Only the customer can tell you what a product is worth. And since we have a competitive free market, where customers can choose the lowest price, we don’t really know what a customer might be willing to pay for a product.

The gap, between what the customer currently pays and what the customer is actually willing to pay, determines whether a minimum wage increase can be totally recovered in the price.

Because the minimum wage applies to all similar competitors, none of them need worry about being underpriced by the others. All competitors can recover the added cost by raising their prices. Competition would be based instead on quality and efficiency, rather than which can pay their workers the lowest wage.

That’s the economics of the problem.

There are also two moral issues.

First, to sustain the work ethic, a person must be able to support themselves by honest labor. The wages for any job must meet that minimum requirement.

Second, if a product cannot command a sufficient price to support someone producing it, then the market should be allowed to prune that product, and the worker should do something else, something of more value to others.

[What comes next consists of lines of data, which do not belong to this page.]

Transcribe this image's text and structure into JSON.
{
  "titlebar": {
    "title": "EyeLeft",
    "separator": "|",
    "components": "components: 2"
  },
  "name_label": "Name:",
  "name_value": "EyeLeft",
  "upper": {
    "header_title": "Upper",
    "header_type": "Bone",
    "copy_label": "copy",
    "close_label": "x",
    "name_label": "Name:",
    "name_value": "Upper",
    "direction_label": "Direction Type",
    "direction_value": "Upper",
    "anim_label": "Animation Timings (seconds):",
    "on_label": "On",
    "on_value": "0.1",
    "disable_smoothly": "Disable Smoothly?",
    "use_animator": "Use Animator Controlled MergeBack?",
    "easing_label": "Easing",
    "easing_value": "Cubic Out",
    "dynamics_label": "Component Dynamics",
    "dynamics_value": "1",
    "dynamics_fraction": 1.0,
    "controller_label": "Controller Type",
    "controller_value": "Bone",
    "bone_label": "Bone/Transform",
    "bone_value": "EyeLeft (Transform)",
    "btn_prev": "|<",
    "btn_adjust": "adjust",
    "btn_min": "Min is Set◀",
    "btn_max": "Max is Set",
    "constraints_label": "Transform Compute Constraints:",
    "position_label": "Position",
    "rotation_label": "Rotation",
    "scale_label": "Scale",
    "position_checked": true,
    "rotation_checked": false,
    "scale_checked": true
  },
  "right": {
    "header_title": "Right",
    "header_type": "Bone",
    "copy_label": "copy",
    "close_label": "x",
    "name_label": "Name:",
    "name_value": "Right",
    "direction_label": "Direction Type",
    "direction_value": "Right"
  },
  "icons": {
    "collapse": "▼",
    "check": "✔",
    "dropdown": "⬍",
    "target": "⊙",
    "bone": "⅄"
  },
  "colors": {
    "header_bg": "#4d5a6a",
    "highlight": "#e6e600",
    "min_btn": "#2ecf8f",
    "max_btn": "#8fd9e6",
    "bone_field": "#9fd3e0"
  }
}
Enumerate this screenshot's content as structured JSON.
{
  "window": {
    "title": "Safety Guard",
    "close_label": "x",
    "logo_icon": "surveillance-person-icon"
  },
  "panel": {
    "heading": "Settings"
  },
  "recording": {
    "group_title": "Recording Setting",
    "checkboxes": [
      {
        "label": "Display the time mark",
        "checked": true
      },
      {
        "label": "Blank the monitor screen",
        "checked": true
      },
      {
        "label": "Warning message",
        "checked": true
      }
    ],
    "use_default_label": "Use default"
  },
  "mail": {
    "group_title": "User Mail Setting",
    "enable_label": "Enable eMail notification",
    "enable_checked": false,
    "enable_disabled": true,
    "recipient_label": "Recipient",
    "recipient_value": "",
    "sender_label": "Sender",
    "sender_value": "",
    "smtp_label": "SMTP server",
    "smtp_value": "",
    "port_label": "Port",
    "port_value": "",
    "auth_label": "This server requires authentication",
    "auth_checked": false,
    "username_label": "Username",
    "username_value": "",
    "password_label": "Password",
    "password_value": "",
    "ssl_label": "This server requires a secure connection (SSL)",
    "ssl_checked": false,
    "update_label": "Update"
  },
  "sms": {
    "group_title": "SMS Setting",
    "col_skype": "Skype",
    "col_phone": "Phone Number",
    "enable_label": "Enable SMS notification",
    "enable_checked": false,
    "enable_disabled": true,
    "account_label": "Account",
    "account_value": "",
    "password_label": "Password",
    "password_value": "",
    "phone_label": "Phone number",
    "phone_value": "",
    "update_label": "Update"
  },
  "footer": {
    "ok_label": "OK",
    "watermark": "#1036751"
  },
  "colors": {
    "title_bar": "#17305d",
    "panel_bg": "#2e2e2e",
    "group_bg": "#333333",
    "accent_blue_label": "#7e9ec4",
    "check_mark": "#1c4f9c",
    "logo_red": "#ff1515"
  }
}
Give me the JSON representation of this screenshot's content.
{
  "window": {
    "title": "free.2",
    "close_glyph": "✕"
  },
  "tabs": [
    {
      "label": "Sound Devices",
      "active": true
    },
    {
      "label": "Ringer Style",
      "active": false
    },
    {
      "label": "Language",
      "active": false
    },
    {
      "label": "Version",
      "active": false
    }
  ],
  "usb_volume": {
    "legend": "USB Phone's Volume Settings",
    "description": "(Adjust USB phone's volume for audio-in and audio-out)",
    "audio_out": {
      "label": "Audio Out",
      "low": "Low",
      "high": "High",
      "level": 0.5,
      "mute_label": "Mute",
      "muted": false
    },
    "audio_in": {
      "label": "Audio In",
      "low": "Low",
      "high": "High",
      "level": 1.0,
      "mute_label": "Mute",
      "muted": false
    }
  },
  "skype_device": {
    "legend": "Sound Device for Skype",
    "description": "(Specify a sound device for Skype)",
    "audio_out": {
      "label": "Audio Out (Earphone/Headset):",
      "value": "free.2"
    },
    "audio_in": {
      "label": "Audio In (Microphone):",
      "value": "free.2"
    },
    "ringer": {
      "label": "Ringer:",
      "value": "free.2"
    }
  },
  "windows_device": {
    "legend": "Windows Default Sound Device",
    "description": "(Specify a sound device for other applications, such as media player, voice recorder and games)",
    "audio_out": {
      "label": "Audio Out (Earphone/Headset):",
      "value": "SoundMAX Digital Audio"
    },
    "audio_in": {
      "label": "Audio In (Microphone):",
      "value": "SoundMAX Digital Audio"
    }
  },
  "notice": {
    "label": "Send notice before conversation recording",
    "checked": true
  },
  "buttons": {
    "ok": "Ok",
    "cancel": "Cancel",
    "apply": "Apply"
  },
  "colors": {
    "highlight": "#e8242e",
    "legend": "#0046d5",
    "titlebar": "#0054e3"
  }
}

The point of a minimum wage is to prevent wages from being forced too low to support the worker when there is a surplus of labor in the market. Without it, surplus labor may be forced to accept wages that are insufficient to meet essential needs of food, shelter, health care, and so forth.

The minimum wage should be based upon the current cost of a package of these essentials, and should be automatically increased or decreased to reflect inflation or deflation.